De momento são as que me ocorrem. Qu'isto agora é tanta autorização entre pais e filhos que daqui a nada não temos lar nem família, temos repartições de laços entre seres com o mesmo ADN. Agora vou só ali terminar de preencher o impresso 156 do modelo 7, que preciso que o miúdo rabisque para lhe poder dar banho logo à noite. (Em miúdos até aos dois anos é o modelo 6, que é impresso num papel resistente à baba. De nada.)

Caracolinho

- Mamã, as vaquinhas têm leite? 
- Têm sim Caracolinho. 
- E os senhores puxam o leite delas? 
- Puxam, filho. Mas não deviam... 
- Pois não! Porque o leite delas é dos bebés delas.
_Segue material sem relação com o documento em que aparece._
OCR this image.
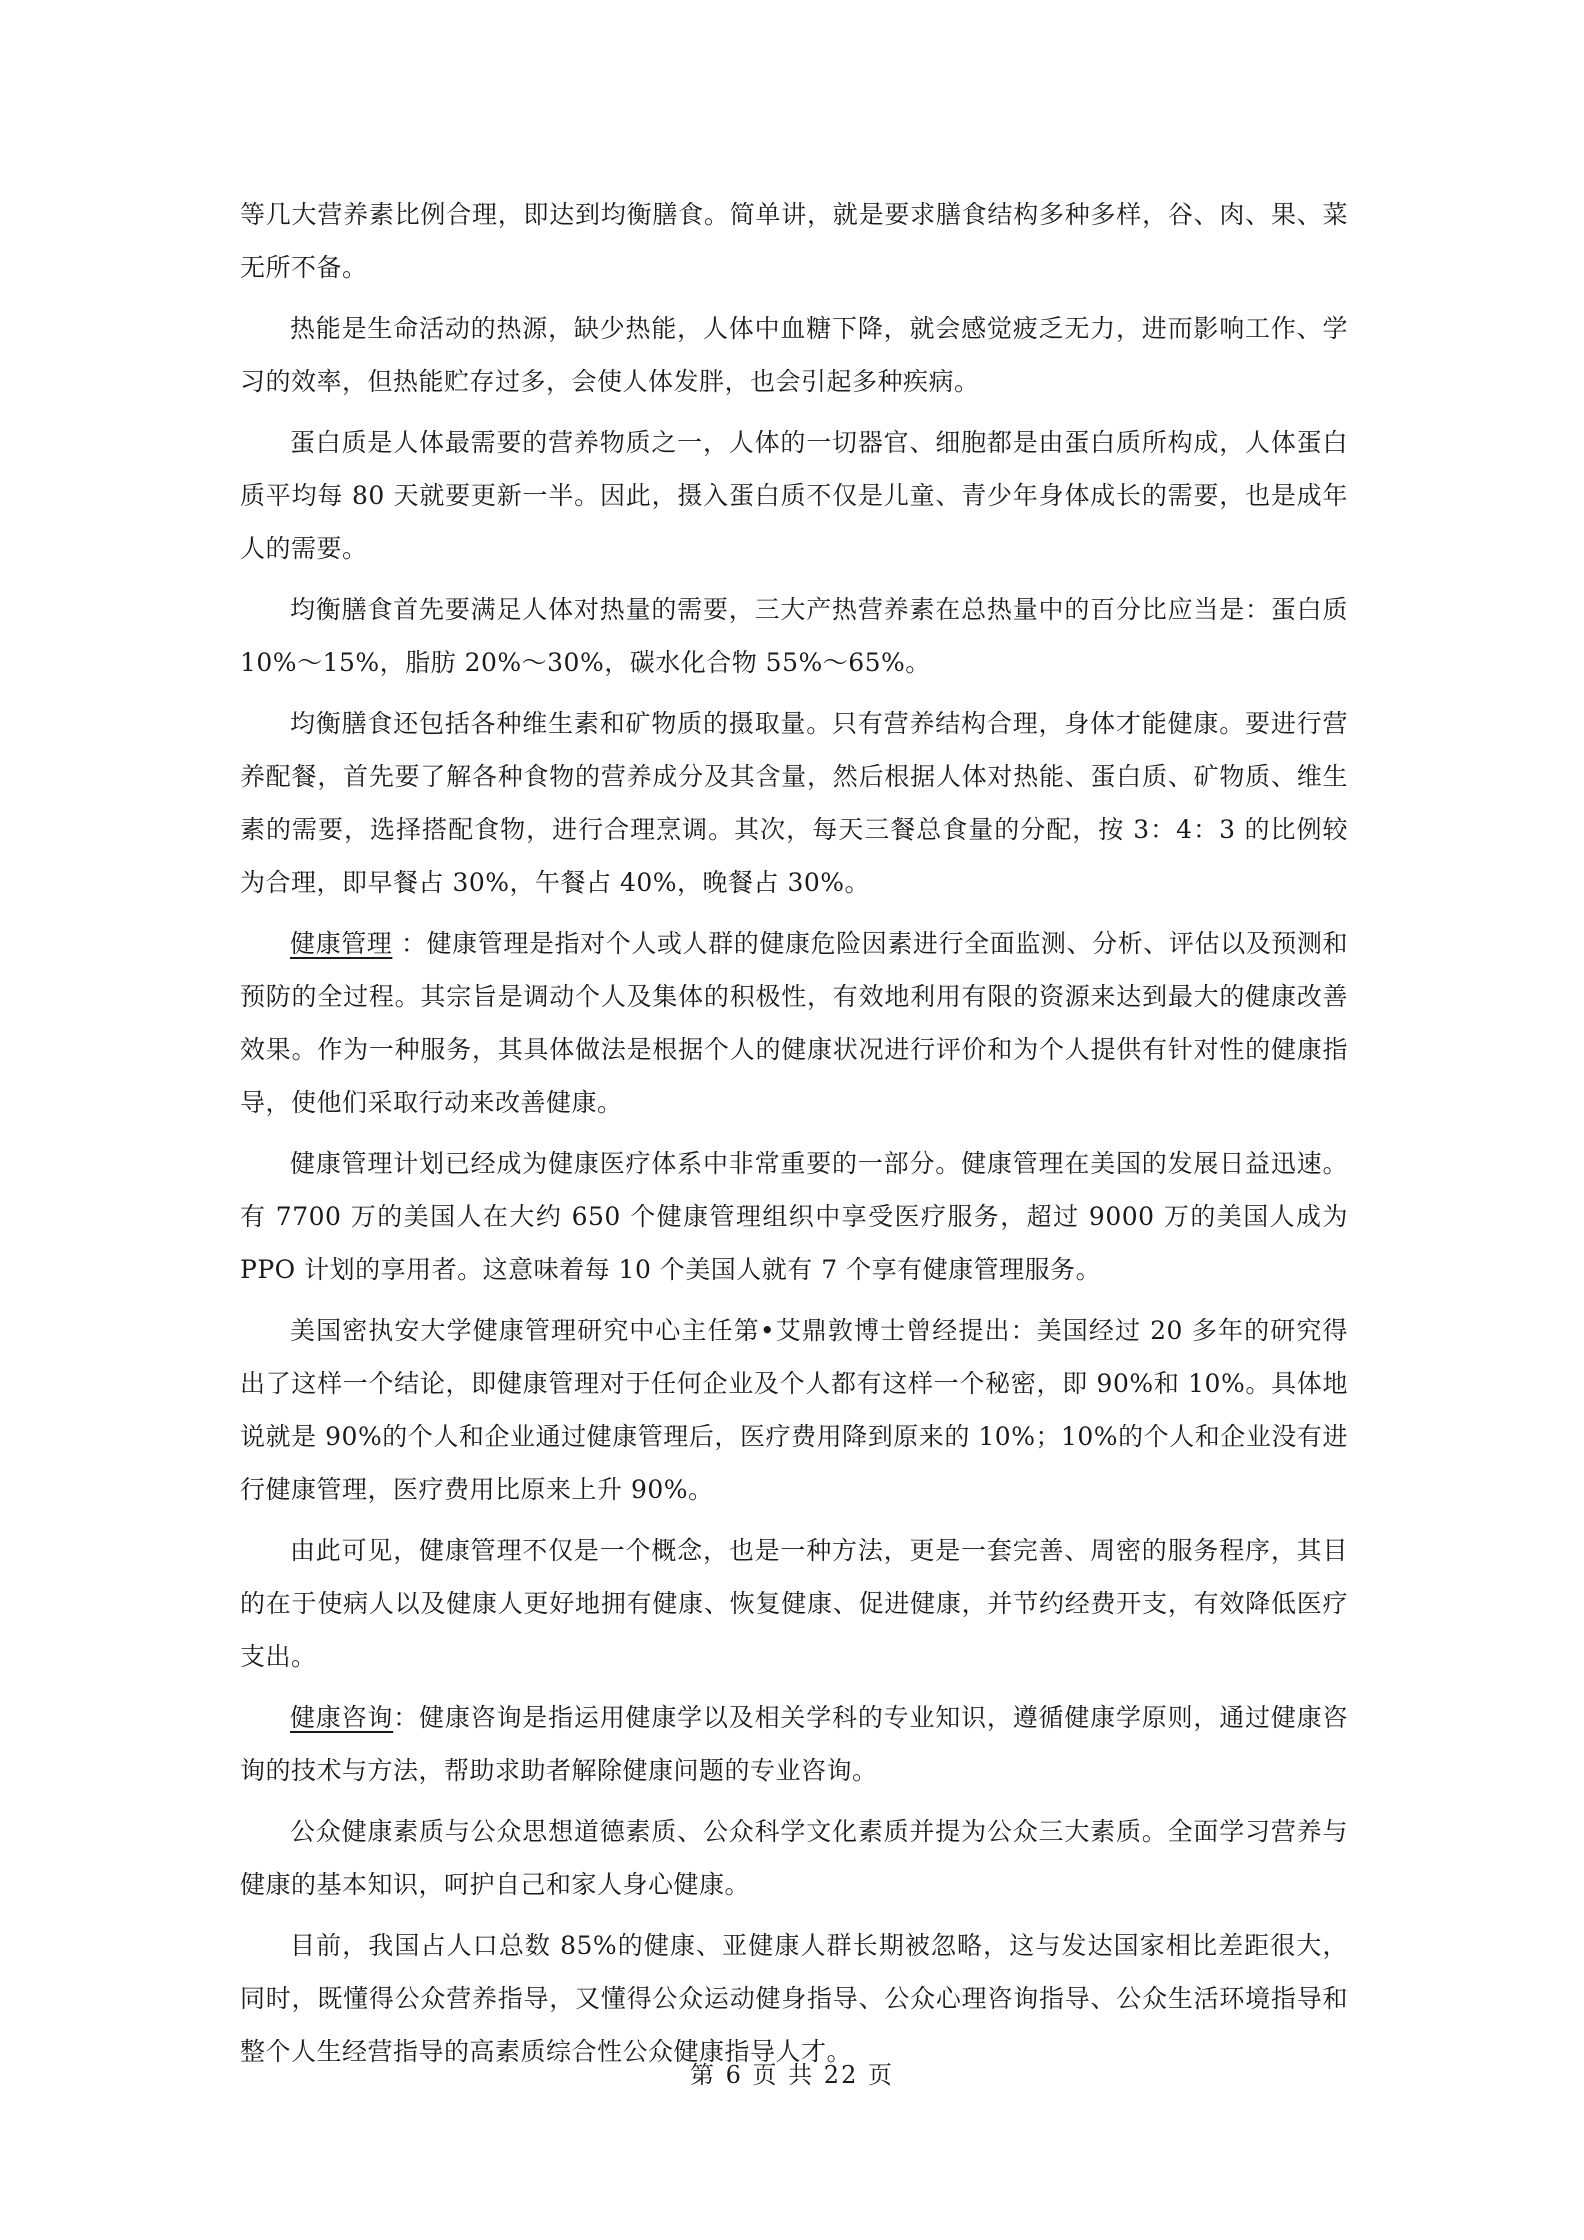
等几大营养素比例合理，即达到均衡膳食。简单讲，就是要求膳食结构多种多样，谷、肉、果、菜无所不备。

热能是生命活动的热源，缺少热能，人体中血糖下降，就会感觉疲乏无力，进而影响工作、学习的效率，但热能贮存过多，会使人体发胖，也会引起多种疾病。

蛋白质是人体最需要的营养物质之一，人体的一切器官、细胞都是由蛋白质所构成，人体蛋白质平均每 80 天就要更新一半。因此，摄入蛋白质不仅是儿童、青少年身体成长的需要，也是成年人的需要。

均衡膳食首先要满足人体对热量的需要，三大产热营养素在总热量中的百分比应当是：蛋白质 10%～15%，脂肪 20%～30%，碳水化合物 55%～65%。

均衡膳食还包括各种维生素和矿物质的摄取量。只有营养结构合理，身体才能健康。要进行营养配餐，首先要了解各种食物的营养成分及其含量，然后根据人体对热能、蛋白质、矿物质、维生素的需要，选择搭配食物，进行合理烹调。其次，每天三餐总食量的分配，按 3：4：3 的比例较为合理，即早餐占 30%，午餐占 40%，晚餐占 30%。

健康管理 ：健康管理是指对个人或人群的健康危险因素进行全面监测、分析、评估以及预测和预防的全过程。其宗旨是调动个人及集体的积极性，有效地利用有限的资源来达到最大的健康改善效果。作为一种服务，其具体做法是根据个人的健康状况进行评价和为个人提供有针对性的健康指导，使他们采取行动来改善健康。

健康管理计划已经成为健康医疗体系中非常重要的一部分。健康管理在美国的发展日益迅速。有 7700 万的美国人在大约 650 个健康管理组织中享受医疗服务，超过 9000 万的美国人成为 PPO 计划的享用者。这意味着每 10 个美国人就有 7 个享有健康管理服务。

美国密执安大学健康管理研究中心主任第•艾鼎敦博士曾经提出：美国经过 20 多年的研究得出了这样一个结论，即健康管理对于任何企业及个人都有这样一个秘密，即 90%和 10%。具体地说就是 90%的个人和企业通过健康管理后，医疗费用降到原来的 10%；10%的个人和企业没有进行健康管理，医疗费用比原来上升 90%。

由此可见，健康管理不仅是一个概念，也是一种方法，更是一套完善、周密的服务程序，其目的在于使病人以及健康人更好地拥有健康、恢复健康、促进健康，并节约经费开支，有效降低医疗支出。

健康咨询：健康咨询是指运用健康学以及相关学科的专业知识，遵循健康学原则，通过健康咨询的技术与方法，帮助求助者解除健康问题的专业咨询。

公众健康素质与公众思想道德素质、公众科学文化素质并提为公众三大素质。全面学习营养与健康的基本知识，呵护自己和家人身心健康。

目前，我国占人口总数 85%的健康、亚健康人群长期被忽略，这与发达国家相比差距很大，同时，既懂得公众营养指导，又懂得公众运动健身指导、公众心理咨询指导、公众生活环境指导和整个人生经营指导的高素质综合性公众健康指导人才。

第 6 页 共 22 页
Nunca lhe falei sobre a ordenha, já a sobre a segunda parte falámos pela primeira vez ontem. 
E nós? Quanto tempo mais precisaremos para perceber o mesmo?

Argumentos desarmantes

Estamos com um grupo de amigos, em amena cavaqueira, quando o chamo a atenção para finalizar o seu lanche TODO dada a impertinência anterior para o ter. Estou eu ali, a exercer o meu poder de mãe, a modular a minha voz de "bamby" para voz de comando num discurso sobre birras e terminar tudo o que pede sem deixar uma migalha ou gota. quando ele contra-argumenta de forma muito séria e sentida:

- Oh Mamã! Tu és tão linda!

Como é que se dá seguimento ao sermão depois disto?

Sobre o Carnaval

Em três anos, Caracolinho já foi mascarado de:

- Parolinho (vesti-lhe roupas com os mais variados padrões numa salganhada de cores, riscas e quadrados)

- Mini aspirante a fit (umas leggins, umas caneleiras em lã, sapatilhas, camisola justinha, toalha pelos ombros, uma garrafa de água catita, halteres com balões e 'tá andar)
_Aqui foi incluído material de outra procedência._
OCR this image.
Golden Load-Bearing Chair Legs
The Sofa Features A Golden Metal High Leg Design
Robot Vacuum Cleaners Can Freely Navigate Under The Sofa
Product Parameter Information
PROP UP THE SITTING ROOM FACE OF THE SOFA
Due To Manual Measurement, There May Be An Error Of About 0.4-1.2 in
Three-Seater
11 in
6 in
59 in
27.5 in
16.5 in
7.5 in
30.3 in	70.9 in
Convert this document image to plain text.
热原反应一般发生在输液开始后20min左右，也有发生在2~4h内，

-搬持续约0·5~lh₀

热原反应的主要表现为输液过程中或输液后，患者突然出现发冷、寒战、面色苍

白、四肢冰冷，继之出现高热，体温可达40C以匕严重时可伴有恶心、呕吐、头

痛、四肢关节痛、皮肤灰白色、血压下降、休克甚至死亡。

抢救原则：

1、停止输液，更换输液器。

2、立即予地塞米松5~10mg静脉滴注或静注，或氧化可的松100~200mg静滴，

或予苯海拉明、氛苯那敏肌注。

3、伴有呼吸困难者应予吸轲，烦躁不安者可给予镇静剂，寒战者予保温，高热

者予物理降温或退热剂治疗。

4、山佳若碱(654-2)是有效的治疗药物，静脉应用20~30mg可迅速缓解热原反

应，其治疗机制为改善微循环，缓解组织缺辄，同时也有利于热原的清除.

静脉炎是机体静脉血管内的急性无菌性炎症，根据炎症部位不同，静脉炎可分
Este ano e como sou muita fã do Carnaval (#soquenao) pensei em disfarça-lo de Wally. Super fácil: gorro vermelho, camisola às riscas vermelhas, calças ganga, óculos gigantones redondos. Um espétaculo.

Hoje de manhã enquanto falavamos sobre isso, responde-me do alto dos seus três anos:

- Não quero ir de Wally, mamã. Quero ir de pijama.

- Mas pijama não é bem difarce, Caracolinho.

- Mas eu queria... Posso?

Sai um Soneca para mesa do canto, faxabor, que no Carnaval pode-se tudo!

(E ainda por cima rápido de r€solver. Cá beijinho meu rico filho.)

Mamã, posso pentear-te?

Quando eu fui mãe, já todas as amigas o haviam sido. Já todas sabiam para o que ia e todas fizeram questão de me deixar indicações. 
"Vai ser maravilhoso! Vais cair para o lado de sono... Mas é maravilhoso!" 
Ninguém me mentiu ou pintou a coisa mais cor de rosa. E, em boa verdade, eu já sabia que isto é uma montanha russa e não um carrosel de cavalos alados. 
No entanto, o que eu quero mesmo saber é: 
Porque é NINGUÉM (reparem bem, nem uma alminha de boa fé) me disse que me iam tentar arrancar cabelos a fazer trancinhas. É que o moço diz "Mamã, posso pentar-te?" e toda eu estremeço, numa agonia pelo cabelo que ainda me resta. Chego a questionar-me se tem garras em vez de dedos, depois lembro-me que é gajo e portanto delicadeza é algo que geneticamente não lhe assiste. 
Mães deste mundo: não estão sozinhas. O meu cabelo também sofre. Estamos juntas.